When the chest, abdomen and pelvic areas of the obese phantoms were scanned, the results showed that the deeper organs were getting 59 percent less radiation compared to the organs of patients with a normal BMI because the extra fat was in the way.
That lesser amount of radiation may prevent a good enough image from being produced by the CT scan, so the settings have to be adjusted to increase the radiation enough to reach through the fat and gather enough information for a useable image.

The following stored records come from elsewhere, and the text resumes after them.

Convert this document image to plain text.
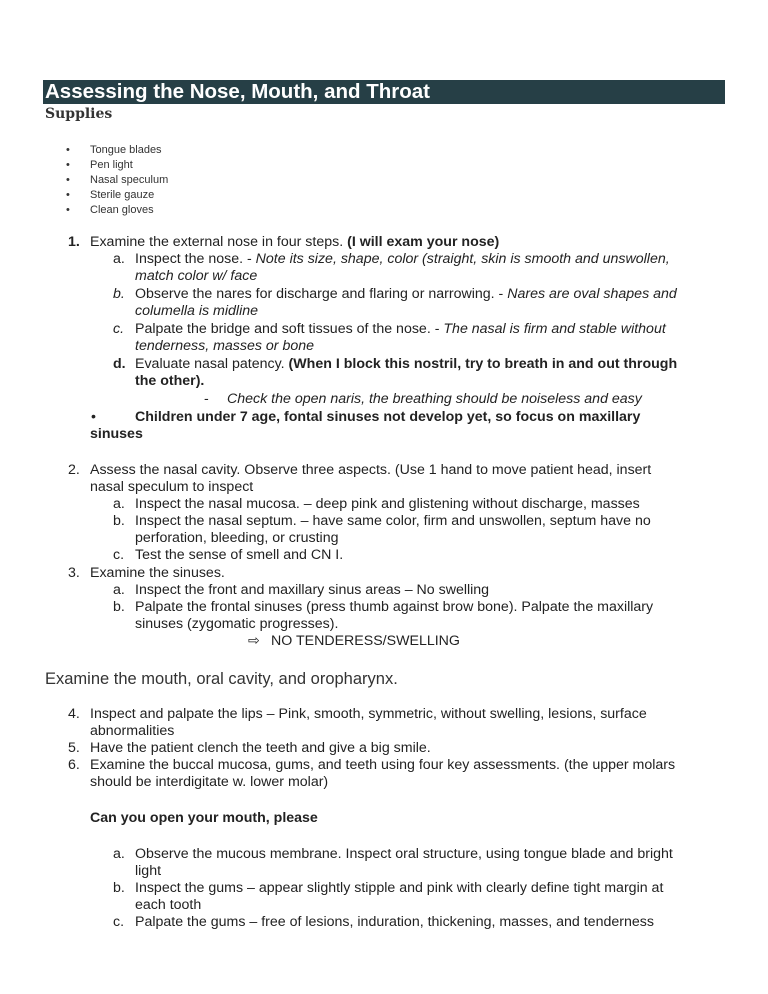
Assessing the Nose, Mouth, and Throat
Supplies
• Tongue blades
• Pen light
• Nasal speculum
• Sterile gauze
• Clean gloves
1. Examine the external nose in four steps. (I will exam your nose)
a. Inspect the nose. - Note its size, shape, color (straight, skin is smooth and unswollen,
match color w/ face
b. Observe the nares for discharge and flaring or narrowing. - Nares are oval shapes and
columella is midline
c. Palpate the bridge and soft tissues of the nose. - The nasal is firm and stable without
tenderness, masses or bone
d. Evaluate nasal patency. (When I block this nostril, try to breath in and out through
the other).
- Check the open naris, the breathing should be noiseless and easy
•	Children under 7 age, fontal sinuses not develop yet, so focus on maxillary
sinuses
2. Assess the nasal cavity. Observe three aspects. (Use 1 hand to move patient head, insert
nasal speculum to inspect
a. Inspect the nasal mucosa. – deep pink and glistening without discharge, masses
b. Inspect the nasal septum. – have same color, firm and unswollen, septum have no
perforation, bleeding, or crusting
c. Test the sense of smell and CN I.
3. Examine the sinuses.
a. Inspect the front and maxillary sinus areas – No swelling
b. Palpate the frontal sinuses (press thumb against brow bone). Palpate the maxillary
sinuses (zygomatic progresses).
⇨ NO TENDERESS/SWELLING
Examine the mouth, oral cavity, and oropharynx.
4. Inspect and palpate the lips – Pink, smooth, symmetric, without swelling, lesions, surface
abnormalities
5. Have the patient clench the teeth and give a big smile.
6. Examine the buccal mucosa, gums, and teeth using four key assessments. (the upper molars
should be interdigitate w. lower molar)
Can you open your mouth, please
a. Observe the mucous membrane. Inspect oral structure, using tongue blade and bright
light
b. Inspect the gums – appear slightly stipple and pink with clearly define tight margin at
each tooth
c. Palpate the gums – free of lesions, induration, thickening, masses, and tenderness
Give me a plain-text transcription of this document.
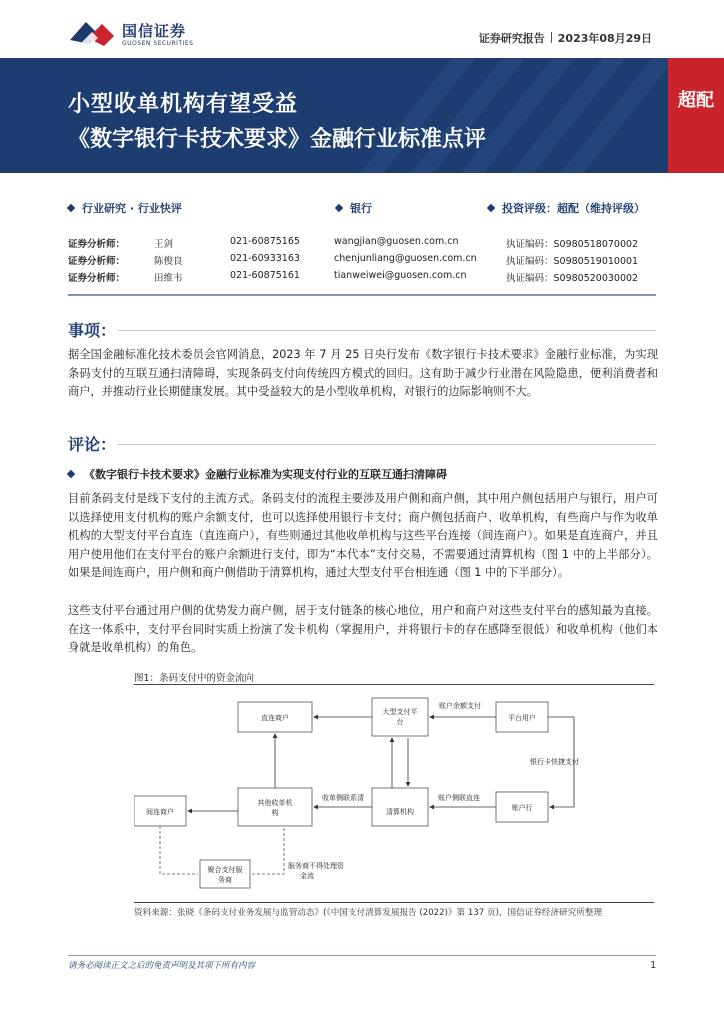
国信证券
GUOSEN SECURITIES	证券研究报告 2023年08月29日
小型收单机构有望受益
《数字银行卡技术要求》金融行业标准点评
超配
行业研究 · 行业快评	银行	投资评级：超配（维持评级）
证券分析师：	王剑	021-60875165	wangjian@guosen.com.cn	执证编码：S0980518070002
证券分析师：	陈俊良	021-60933163	chenjunliang@guosen.com.cn	执证编码：S0980519010001
证券分析师：	田维韦	021-60875161	tianweiwei@guosen.com.cn	执证编码：S0980520030002
事项：
据全国金融标准化技术委员会官网消息，2023 年 7 月 25 日央行发布《数字银行卡技术要求》金融行业标准，为实现条码支付的互联互通扫清障碍，实现条码支付向传统四方模式的回归。这有助于减少行业潜在风险隐患，便利消费者和商户，并推动行业长期健康发展。其中受益较大的是小型收单机构，对银行的边际影响则不大。
评论：
《数字银行卡技术要求》金融行业标准为实现支付行业的互联互通扫清障碍
目前条码支付是线下支付的主流方式。条码支付的流程主要涉及用户侧和商户侧，其中用户侧包括用户与银行，用户可以选择使用支付机构的账户余额支付，也可以选择使用银行卡支付；商户侧包括商户、收单机构，有些商户与作为收单机构的大型支付平台直连（直连商户），有些则通过其他收单机构与这些平台连接（间连商户）。如果是直连商户，并且用户使用他们在支付平台的账户余额进行支付，即为“本代本”支付交易，不需要通过清算机构（图 1 中的上半部分）。如果是间连商户，用户侧和商户侧借助于清算机构，通过大型支付平台相连通（图 1 中的下半部分）。
这些支付平台通过用户侧的优势发力商户侧，居于支付链条的核心地位，用户和商户对这些支付平台的感知最为直接。在这一体系中，支付平台同时实质上扮演了发卡机构（掌握用户，并将银行卡的存在感降至很低）和收单机构（他们本身就是收单机构）的角色。
图1：条码支付中的资金流向
直连商户
大型支付平
台	平台用户
间连商户
其他收单机
构	清算机构	账户行
聚合支付服
务商
账户余额支付
银行卡快捷支付
收单侧联系清	账户侧联直连
服务商不得处理资
金流
资料来源：张晓《条码支付业务发展与监管动态》(《中国支付清算发展报告 (2022)》第 137 页)，国信证券经济研究所整理
请务必阅读正文之后的免责声明及其项下所有内容	1
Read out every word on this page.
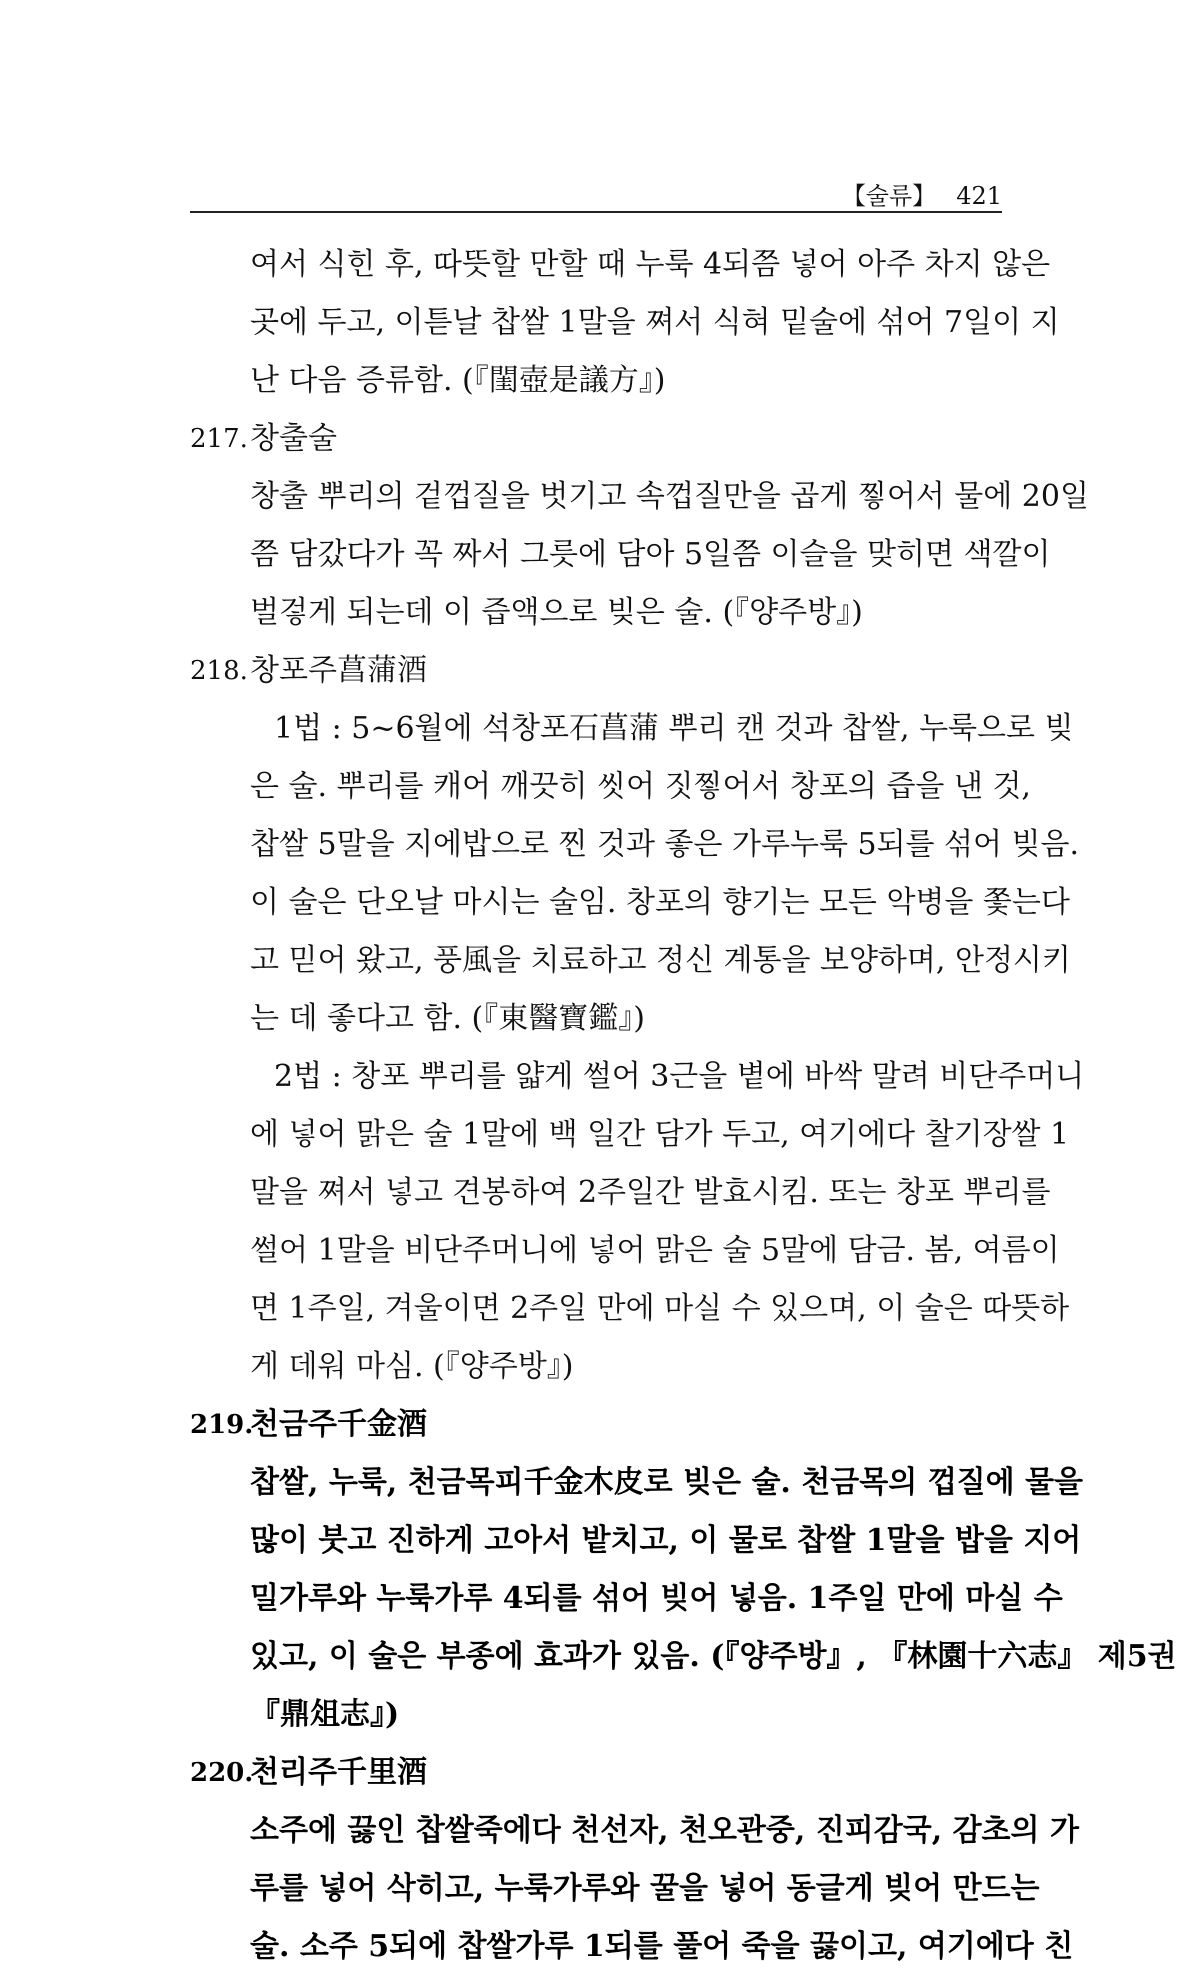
【술류】 421
여서 식힌 후, 따뜻할 만할 때 누룩 4되쯤 넣어 아주 차지 않은
곳에 두고, 이튿날 찹쌀 1말을 쪄서 식혀 밑술에 섞어 7일이 지
난 다음 증류함. (『閨壺是議方』)
217. 창출술
창출 뿌리의 겉껍질을 벗기고 속껍질만을 곱게 찧어서 물에 20일
쯤 담갔다가 꼭 짜서 그릇에 담아 5일쯤 이슬을 맞히면 색깔이
벌겋게 되는데 이 즙액으로 빚은 술. (『양주방』)
218. 창포주菖蒲酒
1법 : 5~6월에 석창포石菖蒲 뿌리 캔 것과 찹쌀, 누룩으로 빚
은 술. 뿌리를 캐어 깨끗히 씻어 짓찧어서 창포의 즙을 낸 것,
찹쌀 5말을 지에밥으로 찐 것과 좋은 가루누룩 5되를 섞어 빚음.
이 술은 단오날 마시는 술임. 창포의 향기는 모든 악병을 쫓는다
고 믿어 왔고, 풍風을 치료하고 정신 계통을 보양하며, 안정시키
는 데 좋다고 함. (『東醫寶鑑』)
2법 : 창포 뿌리를 얇게 썰어 3근을 볕에 바싹 말려 비단주머니
에 넣어 맑은 술 1말에 백 일간 담가 두고, 여기에다 찰기장쌀 1
말을 쪄서 넣고 견봉하여 2주일간 발효시킴. 또는 창포 뿌리를
썰어 1말을 비단주머니에 넣어 맑은 술 5말에 담금. 봄, 여름이
면 1주일, 겨울이면 2주일 만에 마실 수 있으며, 이 술은 따뜻하
게 데워 마심. (『양주방』)
219.
천금주千金酒
찹쌀, 누룩, 천금목피千金木皮로 빚은 술. 천금목의 껍질에 물을
많이 붓고 진하게 고아서 밭치고, 이 물로 찹쌀 1말을 밥을 지어
밀가루와 누룩가루 4되를 섞어 빚어 넣음. 1주일 만에 마실 수
있고, 이 술은 부종에 효과가 있음. (『양주방』, 『林園十六志』 제5권
『鼎俎志』)
220.
천리주千里酒
소주에 끓인 찹쌀죽에다 천선자, 천오관중, 진피감국, 감초의 가
루를 넣어 삭히고, 누룩가루와 꿀을 넣어 동글게 빚어 만드는
술. 소주 5되에 찹쌀가루 1되를 풀어 죽을 끓이고, 여기에다 친
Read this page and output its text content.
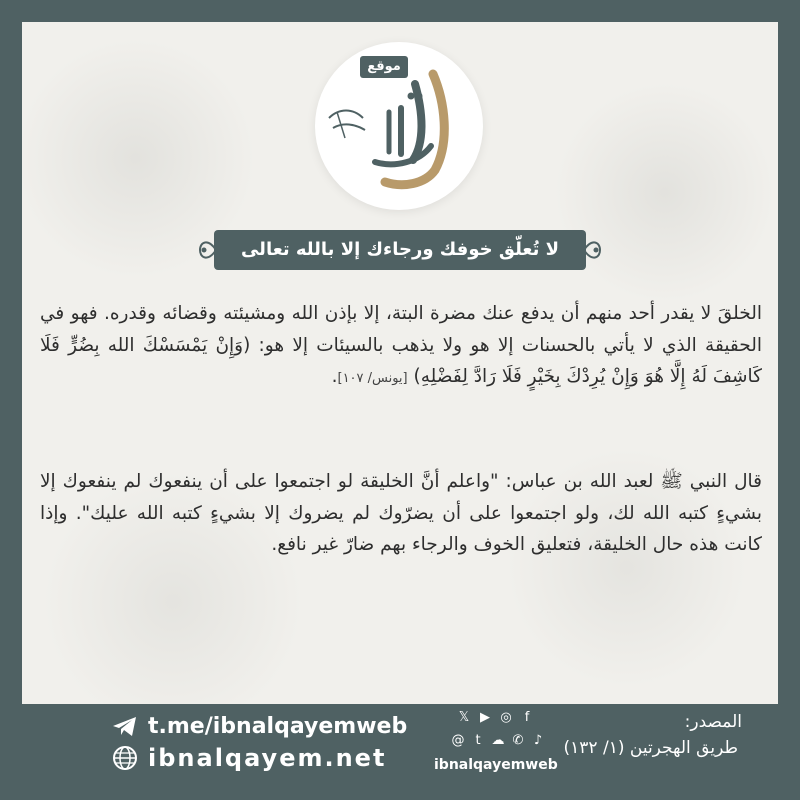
موقع
لا تُعلّق خوفك ورجاءك إلا بالله تعالى
الخلقَ لا يقدر أحد منهم أن يدفع عنك مضرة البتة، إلا بإذن الله ومشيئته وقضائه وقدره. فهو في الحقيقة الذي لا يأتي بالحسنات إلا هو ولا يذهب بالسيئات إلا هو: (وَإِنْ يَمْسَسْكَ الله بِضُرٍّ فَلَا كَاشِفَ لَهُ إِلَّا هُوَ وَإِنْ يُرِدْكَ بِخَيْرٍ فَلَا رَادَّ لِفَضْلِهِ) [يونس/ ١٠٧].
قال النبي ﷺ لعبد الله بن عباس: "واعلم أنَّ الخليقة لو اجتمعوا على أن ينفعوك لم ينفعوك إلا بشيءٍ كتبه الله لك، ولو اجتمعوا على أن يضرّوك لم يضروك إلا بشيءٍ كتبه الله عليك". وإذا كانت هذه حال الخليقة، فتعليق الخوف والرجاء بهم ضارّ غير نافع.
t.me/ibnalqayemweb
ibnalqayem.net
𝕏 ▶ ◎	f
@ t ☁ ✆ ♪
ibnalqayemweb
المصدر:
طريق الهجرتين (١/ ١٣٢)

That adjustment - while necessary for the quality image from morbidly obese patients - currently results in approximately 62 percent more radiation for men and 59 percent more radiation for females.
The researchers did not state that this higher level of radiation is necessarily damaging to a person. People receive exposure to radiation daily from cell phones to airplane altitude.
Developing best practices, however, would involve standardizing the best way to adjust the settings to maximize the image quality while minimizing radiation exposure as much as possible.
That's precisely what Ding and his colleagues are attempting to do with the development of a computer software called VirtualDose, which would calculate and track the amount of radiation a person is exposed to from medical diagnostic tests.
"Such a tool could be used to analyze radiation exposure trends in a clinic and to study how to optimize the image quality for a large population of patients," said senior author X. George Xu, also a professor at Rensselaer Polytechnic Institute.
The team hopes to use the data from this study in a clinical trial using VirtualDose this summer.
The study appeared online April 5 in the journal Physics in Medicine & Biology. The research was funded by a grant from the National Institutes of Health and by the National Institute of Biomedical Imaging and Bioengineering.